1
votes

Our application is running on Google Kubernetes Engine and pulling messages from a Google Cloud Pub/Sub Subscription. We have one pod running in idle state, and horizontal pod autoscaling is set up to 10 pods depending on cpu usage. The subscription is mostly empty, and when a batch job kicks in, it writes into to Pub/Sub topic. The autoscaling is working well. It immediately (within 30 seconds) scales up to 10 pods once there are outstanding messages in the Pub/Sub subscription. But the issue is only a few pods are pulling the messages from the subscription and rest of them are just sitting even though there are still messages in the subscription.

Pub/Sub Client settings are:

MaxExtension: 600
MaxOutstandingMessages: 100 (also tried with 25)
Synchronous: true (also tried with false)

Google Cloud Pub/Sub Subscription Settings:

Pull-based
Ack Deadline is 600 seconds

And once the batch job kicks in, it writes 20k messages into the Pub/Sub topic. And the application can process 2 messages/sec in average.

The application is written in golang and we're using cloud.google.com/go v0.44.1 package version.

Do you know why the pods are sitting and not pulling messages even though there's a backlog in the Cloud Pub/Sub subscription?

1
How many pods are sitting? in average?guillaume blaquiere
Most of the time 8 out of 10 are sitting. In the worst case, only one pod is running, rest are waiting.

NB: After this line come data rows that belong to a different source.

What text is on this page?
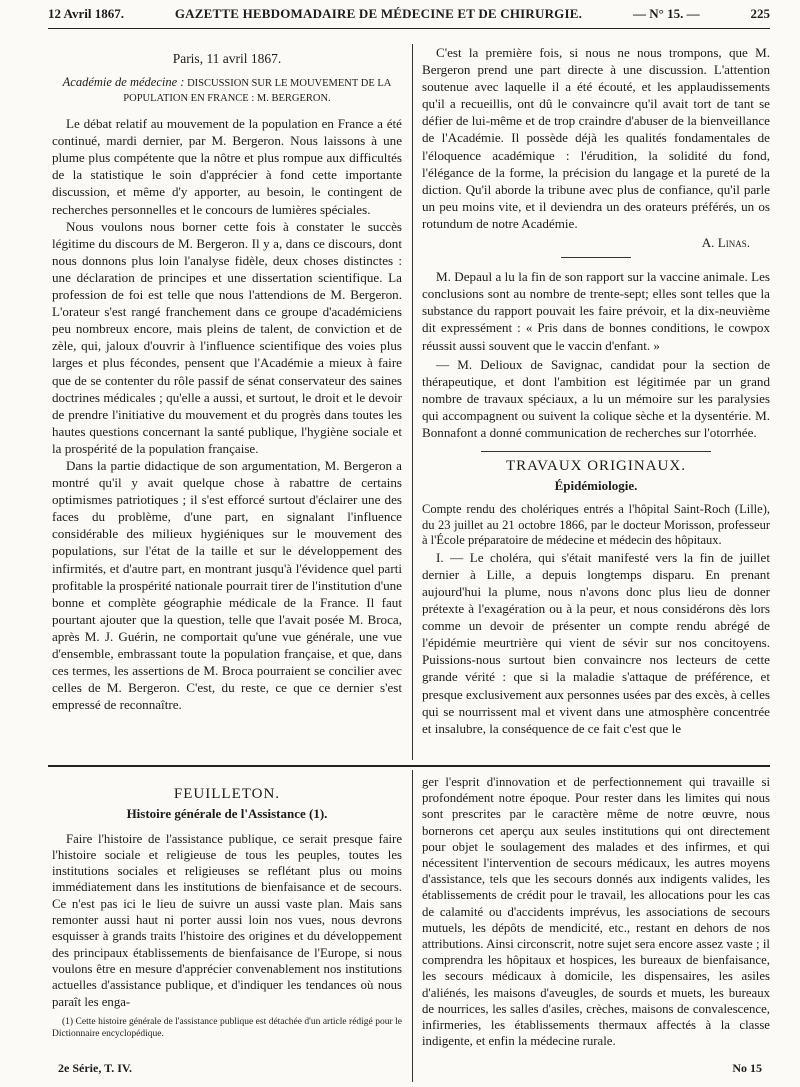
12 Avril 1867.	GAZETTE HEBDOMADAIRE DE MÉDECINE ET DE CHIRURGIE.	— N° 15. —	225
Paris, 11 avril 1867.
Académie de médecine : DISCUSSION SUR LE MOUVEMENT DE LA POPULATION EN FRANCE : M. BERGERON.

Le débat relatif au mouvement de la population en France a été continué, mardi dernier, par M. Bergeron. Nous laissons à une plume plus compétente que la nôtre et plus rompue aux difficultés de la statistique le soin d'apprécier à fond cette importante discussion, et même d'y apporter, au besoin, le contingent de recherches personnelles et le concours de lumières spéciales.

Nous voulons nous borner cette fois à constater le succès légitime du discours de M. Bergeron. Il y a, dans ce discours, dont nous donnons plus loin l'analyse fidèle, deux choses distinctes : une déclaration de principes et une dissertation scientifique. La profession de foi est telle que nous l'attendions de M. Bergeron. L'orateur s'est rangé franchement dans ce groupe d'académiciens peu nombreux encore, mais pleins de talent, de conviction et de zèle, qui, jaloux d'ouvrir à l'influence scientifique des voies plus larges et plus fécondes, pensent que l'Académie a mieux à faire que de se contenter du rôle passif de sénat conservateur des saines doctrines médicales ; qu'elle a aussi, et surtout, le droit et le devoir de prendre l'initiative du mouvement et du progrès dans toutes les hautes questions concernant la santé publique, l'hygiène sociale et la prospérité de la population française.

Dans la partie didactique de son argumentation, M. Bergeron a montré qu'il y avait quelque chose à rabattre de certains optimismes patriotiques ; il s'est efforcé surtout d'éclairer une des faces du problème, d'une part, en signalant l'influence considérable des milieux hygiéniques sur le mouvement des populations, sur l'état de la taille et sur le développement des infirmités, et d'autre part, en montrant jusqu'à l'évidence quel parti profitable la prospérité nationale pourrait tirer de l'institution d'une bonne et complète géographie médicale de la France. Il faut pourtant ajouter que la question, telle que l'avait posée M. Broca, après M. J. Guérin, ne comportait qu'une vue générale, une vue d'ensemble, embrassant toute la population française, et que, dans ces termes, les assertions de M. Broca pourraient se concilier avec celles de M. Bergeron. C'est, du reste, ce que ce dernier s'est empressé de reconnaître.

C'est la première fois, si nous ne nous trompons, que M. Bergeron prend une part directe à une discussion. L'attention soutenue avec laquelle il a été écouté, et les applaudissements qu'il a recueillis, ont dû le convaincre qu'il avait tort de tant se défier de lui-même et de trop craindre d'abuser de la bienveillance de l'Académie. Il possède déjà les qualités fondamentales de l'éloquence académique : l'érudition, la solidité du fond, l'élégance de la forme, la précision du langage et la pureté de la diction. Qu'il aborde la tribune avec plus de confiance, qu'il parle un peu moins vite, et il deviendra un des orateurs préférés, un os rotundum de notre Académie.

A. Linas.

M. Depaul a lu la fin de son rapport sur la vaccine animale. Les conclusions sont au nombre de trente-sept; elles sont telles que la substance du rapport pouvait les faire prévoir, et la dix-neuvième dit expressément : « Pris dans de bonnes conditions, le cowpox réussit aussi souvent que le vaccin d'enfant. »

— M. Delioux de Savignac, candidat pour la section de thérapeutique, et dont l'ambition est légitimée par un grand nombre de travaux spéciaux, a lu un mémoire sur les paralysies qui accompagnent ou suivent la colique sèche et la dysentérie. M. Bonnafont a donné communication de recherches sur l'otorrhée.

TRAVAUX ORIGINAUX.
Épidémiologie.

Compte rendu des cholériques entrés a l'hôpital Saint-Roch (Lille), du 23 juillet au 21 octobre 1866, par le docteur Morisson, professeur à l'École préparatoire de médecine et médecin des hôpitaux.

I. — Le choléra, qui s'était manifesté vers la fin de juillet dernier à Lille, a depuis longtemps disparu. En prenant aujourd'hui la plume, nous n'avons donc plus lieu de donner prétexte à l'exagération ou à la peur, et nous considérons dès lors comme un devoir de présenter un compte rendu abrégé de l'épidémie meurtrière qui vient de sévir sur nos concitoyens. Puissions-nous surtout bien convaincre nos lecteurs de cette grande vérité : que si la maladie s'attaque de préférence, et presque exclusivement aux personnes usées par des excès, à celles qui se nourrissent mal et vivent dans une atmosphère concentrée et insalubre, la conséquence de ce fait c'est que le

FEUILLETON.
Histoire générale de l'Assistance (1).

Faire l'histoire de l'assistance publique, ce serait presque faire l'histoire sociale et religieuse de tous les peuples, toutes les institutions sociales et religieuses se reflétant plus ou moins immédiatement dans les institutions de bienfaisance et de secours. Ce n'est pas ici le lieu de suivre un aussi vaste plan. Mais sans remonter aussi haut ni porter aussi loin nos vues, nous devrons esquisser à grands traits l'histoire des origines et du développement des principaux établissements de bienfaisance de l'Europe, si nous voulons être en mesure d'apprécier convenablement nos institutions actuelles d'assistance publique, et d'indiquer les tendances où nous paraît les enga-

(1) Cette histoire générale de l'assistance publique est détachée d'un article rédigé pour le Dictionnaire encyclopédique.

ger l'esprit d'innovation et de perfectionnement qui travaille si profondément notre époque. Pour rester dans les limites qui nous sont prescrites par le caractère même de notre œuvre, nous bornerons cet aperçu aux seules institutions qui ont directement pour objet le soulagement des malades et des infirmes, et qui nécessitent l'intervention de secours médicaux, les autres moyens d'assistance, tels que les secours donnés aux indigents valides, les établissements de crédit pour le travail, les allocations pour les cas de calamité ou d'accidents imprévus, les associations de secours mutuels, les dépôts de mendicité, etc., restant en dehors de nos attributions. Ainsi circonscrit, notre sujet sera encore assez vaste ; il comprendra les hôpitaux et hospices, les bureaux de bienfaisance, les secours médicaux à domicile, les dispensaires, les asiles d'aliénés, les maisons d'aveugles, de sourds et muets, les bureaux de nourrices, les salles d'asiles, crèches, maisons de convalescence, infirmeries, les établissements thermaux affectés à la classe indigente, et enfin la médecine rurale.

2e Série, T. IV.	No 15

When I kill the one which is consuming messages, the others start to consume messages.mdtp
Is it possible that all your clients have the same subscription ID? Please add an minimal reproducible example to your question by editing it.Markus W Mahlberg
@mdtp did you find the answer? @Markus I have created one subscription on GCP. My service is subscribing to that subscription and calling recievecode muncher

1 Answers

0
votes

Can you try to set this:

    sub.ReceiveSettings.NumGoroutines = 10 * runtime.NumCPU()
    sub.ReceiveSettings.MaxOutstandingMessages = -1
    sub.ReceiveSettings.MaxOutstandingBytes = -1

Maybe by removing some limit, it could be better?

let me know